Warren Buffett’s Berkshire Hathaway on Wednesday said it withdrew its application to the Federal Reserve to boost its ownership stake in Wells Fargo above 10 percent, and is instead selling 9 million shares to keep it below that threshold.
Berkshire Hathaway (brk-a) said it concluded after several months of talks with Fed officials that “the commitments that would be required of us” to maintain a higher stake “would materially restrict our commercial activity with Wells Fargo.”
It also said “investment or valuation considerations” were not factors in the sale of the 9 million shares, which it began on Monday and expects to complete by early July.
The bank on Monday said it would claw back an additional $75 million of compensation from the executives it blamed most, former CEO John Stumpf and former community banking chief Carrie Tolstedt.
Despite the scandal, Wells Fargo shares have, like shares of many banks, rallied in recent months, gaining 16.6 percent since Donald Trump was elected U.S. president in November.
Buffett told CNBC television on Feb. 27 that Wells Fargo made a “huge mistake” by not immediately addressing the unauthorized accounts, and that letting the problem mushroom made its reputation suffer.
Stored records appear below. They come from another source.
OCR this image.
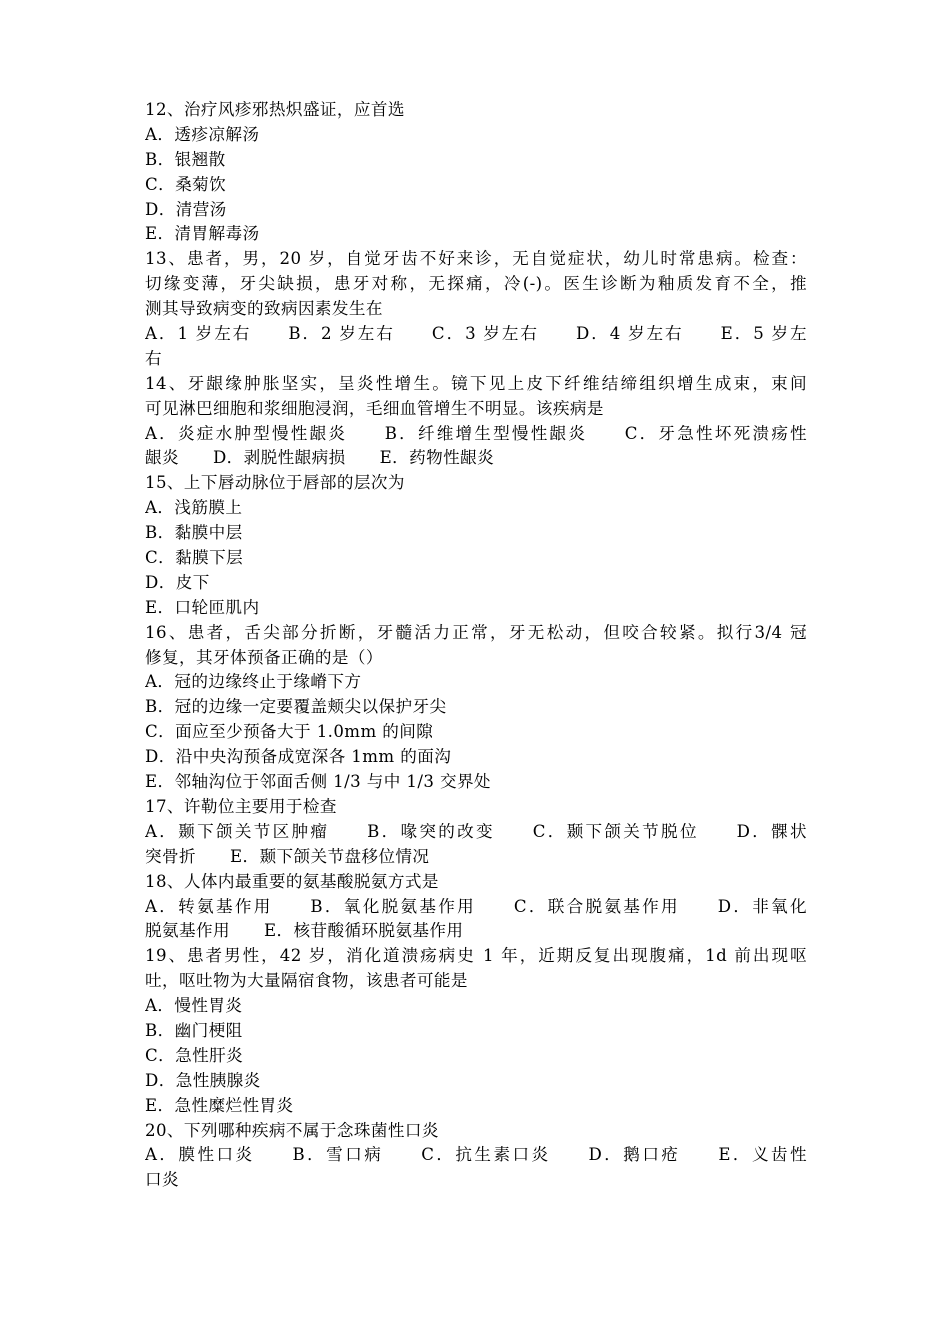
12、治疗风疹邪热炽盛证，应首选
A．透疹凉解汤
B．银翘散
C．桑菊饮
D．清营汤
E．清胃解毒汤
13、患者，男，20 岁，自觉牙齿不好来诊，无自觉症状，幼儿时常患病。检查：
切缘变薄，牙尖缺损，患牙对称，无探痛，冷(-)。医生诊断为釉质发育不全，推
测其导致病变的致病因素发生在
A．1 岁左右　　B．2 岁左右　　C．3 岁左右　　D．4 岁左右　　E．5 岁左
右
14、牙龈缘肿胀坚实，呈炎性增生。镜下见上皮下纤维结缔组织增生成束，束间
可见淋巴细胞和浆细胞浸润，毛细血管增生不明显。该疾病是
A．炎症水肿型慢性龈炎　　B．纤维增生型慢性龈炎　　C．牙急性坏死溃疡性
龈炎　　D．剥脱性龈病损　　E．药物性龈炎
15、上下唇动脉位于唇部的层次为
A．浅筋膜上
B．黏膜中层
C．黏膜下层
D．皮下
E．口轮匝肌内
16、患者，舌尖部分折断，牙髓活力正常，牙无松动，但咬合较紧。拟行3/4 冠
修复，其牙体预备正确的是（）
A．冠的边缘终止于缘嵴下方
B．冠的边缘一定要覆盖颊尖以保护牙尖
C．面应至少预备大于 1.0mm 的间隙
D．沿中央沟预备成宽深各 1mm 的面沟
E．邻轴沟位于邻面舌侧 1/3 与中 1/3 交界处
17、许勒位主要用于检查
A．颞下颌关节区肿瘤　　B．喙突的改变　　C．颞下颌关节脱位　　D．髁状
突骨折　　E．颞下颌关节盘移位情况
18、人体内最重要的氨基酸脱氨方式是
A．转氨基作用　　B．氧化脱氨基作用　　C．联合脱氨基作用　　D．非氧化
脱氨基作用　　E．核苷酸循环脱氨基作用
19、患者男性，42 岁，消化道溃疡病史 1 年，近期反复出现腹痛，1d 前出现呕
吐，呕吐物为大量隔宿食物，该患者可能是
A．慢性胃炎
B．幽门梗阻
C．急性肝炎
D．急性胰腺炎
E．急性糜烂性胃炎
20、下列哪种疾病不属于念珠菌性口炎
A．膜性口炎　　B．雪口病　　C．抗生素口炎　　D．鹅口疮　　E．义齿性
口炎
The Fed exerts special oversight when investors take large bank stakes. It often allows double-digit stakes not designed to exert a “controlling influence,” but has said it would review any resulting business relationship “case-by-case.”
Berkshire said it will sell more Wells Fargo shares as necessary to keep its ownership stake “slightly below 10 percent,” including additional sales that may become necessary if the bank repurchases its own stock.